People may say how they fear for their children or their financial status, but if we changed our thinking and turned it around to make every experience a gift for growth, our fears would diminish considerably. If we allowed the happenings just to happen, without the fight, and let the experience teach us, we would live in a different world. The age-old saying “what you resist, persists” is so true.
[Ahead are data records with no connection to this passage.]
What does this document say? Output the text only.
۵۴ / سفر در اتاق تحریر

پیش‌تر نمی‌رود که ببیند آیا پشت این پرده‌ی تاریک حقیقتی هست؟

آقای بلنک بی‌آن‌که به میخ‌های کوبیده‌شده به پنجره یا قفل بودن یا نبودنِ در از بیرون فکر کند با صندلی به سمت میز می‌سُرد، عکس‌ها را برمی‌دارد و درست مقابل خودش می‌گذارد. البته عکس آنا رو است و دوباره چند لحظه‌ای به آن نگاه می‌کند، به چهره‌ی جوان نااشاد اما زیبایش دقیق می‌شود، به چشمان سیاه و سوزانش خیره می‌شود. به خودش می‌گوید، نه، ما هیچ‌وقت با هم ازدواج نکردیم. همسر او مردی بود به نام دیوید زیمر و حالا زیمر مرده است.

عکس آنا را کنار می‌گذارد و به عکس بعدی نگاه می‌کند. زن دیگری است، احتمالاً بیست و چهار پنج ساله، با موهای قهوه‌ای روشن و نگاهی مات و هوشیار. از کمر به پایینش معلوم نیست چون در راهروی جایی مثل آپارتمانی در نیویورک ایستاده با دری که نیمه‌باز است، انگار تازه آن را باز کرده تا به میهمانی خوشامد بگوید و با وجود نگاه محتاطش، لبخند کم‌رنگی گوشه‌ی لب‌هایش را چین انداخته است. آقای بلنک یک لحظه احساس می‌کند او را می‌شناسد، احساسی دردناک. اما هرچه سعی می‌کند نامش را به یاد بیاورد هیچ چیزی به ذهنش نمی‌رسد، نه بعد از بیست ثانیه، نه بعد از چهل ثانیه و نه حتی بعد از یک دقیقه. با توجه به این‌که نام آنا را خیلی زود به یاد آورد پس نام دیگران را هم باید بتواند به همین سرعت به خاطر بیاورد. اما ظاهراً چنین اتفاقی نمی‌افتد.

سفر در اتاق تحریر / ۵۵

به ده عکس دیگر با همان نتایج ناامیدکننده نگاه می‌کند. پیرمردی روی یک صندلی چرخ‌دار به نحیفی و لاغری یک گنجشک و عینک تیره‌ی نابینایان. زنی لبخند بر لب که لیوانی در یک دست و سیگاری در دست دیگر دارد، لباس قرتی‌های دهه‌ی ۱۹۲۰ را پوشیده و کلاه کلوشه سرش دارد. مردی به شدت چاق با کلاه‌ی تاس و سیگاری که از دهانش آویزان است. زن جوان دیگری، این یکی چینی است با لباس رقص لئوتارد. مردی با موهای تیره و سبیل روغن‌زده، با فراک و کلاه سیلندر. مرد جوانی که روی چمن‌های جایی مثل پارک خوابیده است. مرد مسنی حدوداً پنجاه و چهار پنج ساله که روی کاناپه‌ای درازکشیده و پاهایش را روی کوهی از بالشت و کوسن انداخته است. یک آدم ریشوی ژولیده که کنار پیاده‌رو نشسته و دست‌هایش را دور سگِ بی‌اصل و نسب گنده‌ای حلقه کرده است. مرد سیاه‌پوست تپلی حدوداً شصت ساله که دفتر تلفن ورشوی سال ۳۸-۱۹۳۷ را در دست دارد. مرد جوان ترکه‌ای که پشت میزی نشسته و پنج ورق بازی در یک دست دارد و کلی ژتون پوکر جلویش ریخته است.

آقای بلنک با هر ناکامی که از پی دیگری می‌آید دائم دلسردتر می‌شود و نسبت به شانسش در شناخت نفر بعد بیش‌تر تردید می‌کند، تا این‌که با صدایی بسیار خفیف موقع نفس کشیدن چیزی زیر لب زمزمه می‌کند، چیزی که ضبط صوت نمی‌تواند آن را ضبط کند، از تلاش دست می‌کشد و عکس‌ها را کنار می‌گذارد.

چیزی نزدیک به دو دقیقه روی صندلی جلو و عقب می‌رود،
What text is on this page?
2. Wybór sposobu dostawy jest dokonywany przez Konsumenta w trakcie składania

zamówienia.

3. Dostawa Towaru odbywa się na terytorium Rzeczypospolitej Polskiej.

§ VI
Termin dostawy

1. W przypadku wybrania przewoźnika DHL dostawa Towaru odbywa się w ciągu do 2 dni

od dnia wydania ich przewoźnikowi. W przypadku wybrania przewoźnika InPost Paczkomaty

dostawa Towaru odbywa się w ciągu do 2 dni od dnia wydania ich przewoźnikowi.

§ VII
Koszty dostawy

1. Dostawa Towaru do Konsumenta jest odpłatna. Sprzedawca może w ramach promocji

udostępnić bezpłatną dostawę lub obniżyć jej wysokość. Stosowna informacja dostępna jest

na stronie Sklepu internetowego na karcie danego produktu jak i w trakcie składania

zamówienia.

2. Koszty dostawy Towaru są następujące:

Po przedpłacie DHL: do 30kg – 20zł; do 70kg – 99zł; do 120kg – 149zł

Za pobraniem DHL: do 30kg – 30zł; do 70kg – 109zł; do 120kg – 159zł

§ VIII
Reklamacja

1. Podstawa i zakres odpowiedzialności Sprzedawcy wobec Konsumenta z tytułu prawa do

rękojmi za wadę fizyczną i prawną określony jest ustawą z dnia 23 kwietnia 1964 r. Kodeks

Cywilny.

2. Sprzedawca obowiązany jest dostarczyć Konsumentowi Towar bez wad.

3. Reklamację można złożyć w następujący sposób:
Our feature article, “Feeding the World: slowly, ethically, sustainably” is the beginning of a journey and down the road we will be covering many issues that relate to living our lives more consciously and impeccably.
I was reading The Paradox of Our Age by the Dalai Lama and he said in such a few words where we have gone wrong, and maybe if we started to live our lives on every level more “slowly…harmlessly and ethically” our transition to the new world, that is just around the corner, will be easier:

THE PARADOX OF OUR AGE
We have bigger houses but smaller families;
more convenience, but less time.
We have more degrees, but less sense;
more knowledge, but less judgement;
more medicines but less healthiness.
We’ve been all the way to the moon and back, but we have trouble
Crossing the street to meet the new neighbours.
We have built more computers to hold more information,
to produce more copies than ever,
but we have less communication.
We have become long on quantity, but short on quality.
These are the times of fast foods but slow digestion.
Tall man but short character;
Steep profits but shallow relationships.
It is a time when there is much in the window,
But nothing in the room.
-His Holiness The 14th Dalai Lama

We hope you enjoy this 3rd issue and look forward to more of the comments and contributions in all their forms.